אירועים
אירועים והרצאות בפקולטה למדעי המחשב ע"ש הנרי ומרילין טאוב
מריה טוניק שמידט (הרצאה סמינריונית למגיסטר)
יום שני, 22.07.2019, 10:00
Different methods where presented through the years to find good solutions for the Matrix Completion Problem. This problem appears in many tasks in life where a sparse signal, which lies on a grid of two non- Euclidean domains (Graphs or manifolds), should be predicted or completed. A classic example of this problem is the “Netflix Problem” which appears in the field of “Recommendation Systems” or “recommender systems”. In those systems recommendations of specific items are given to users (like friends in Facebook, products on Amazon, links in Google, movies in YouTube, songs on Spotify, twits on Twitter etc.).

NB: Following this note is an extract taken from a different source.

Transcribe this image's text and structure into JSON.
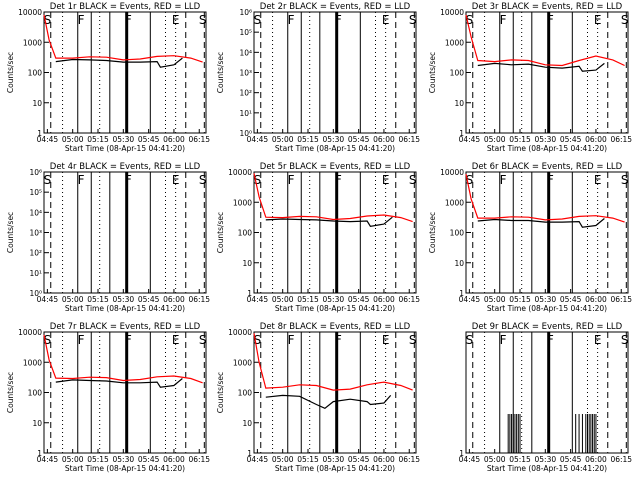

In this work, we present a novel Learning Approach towards Geometric Matrix Completion on Non-Euclidean domains. Our approach towards the matrix completion problem suggests that when we are looking at the problem from the geometric point of view, neural networks can use a very strong prior for that problem. Hence, non-trained neural networks and learning methods that can be good for a single matrix completion tasks in the Euclidean domains (like image completion tasks), after re-definition, can be used also for the Matrix Completion problem on Non-Euclidean domains.
This re-definition is possible using the building blocks and operators coming from the Non-Euclidean geometry suitable for Non-Euclidean domains like graphs and manifolds and redefinition of the learning network layers (like convolution and pooling) accordingly. Following that approach, we present a novel, fast, intuitive learning method for the “Matrix Completion Problem”: the Matrix Data Deep Decoder - the “MDDD”, which is parallel to the newest state of art method for Euclidean domains like images - the ‘Deep Decoder’, and get a state of the art result for that problem with a very compact network within minutes.
Our suggested learning method implementation for the Matrix Completion Problem solution is a great method and the current state of art. However, our real contribution in this work is the proposition that neural networks for Non-Euclidean Data, when looking at that data from the geometric point of view, can be a very strong prior for this problem. This approach can be a basis for many future Non-Euclidean data completion methods and applications.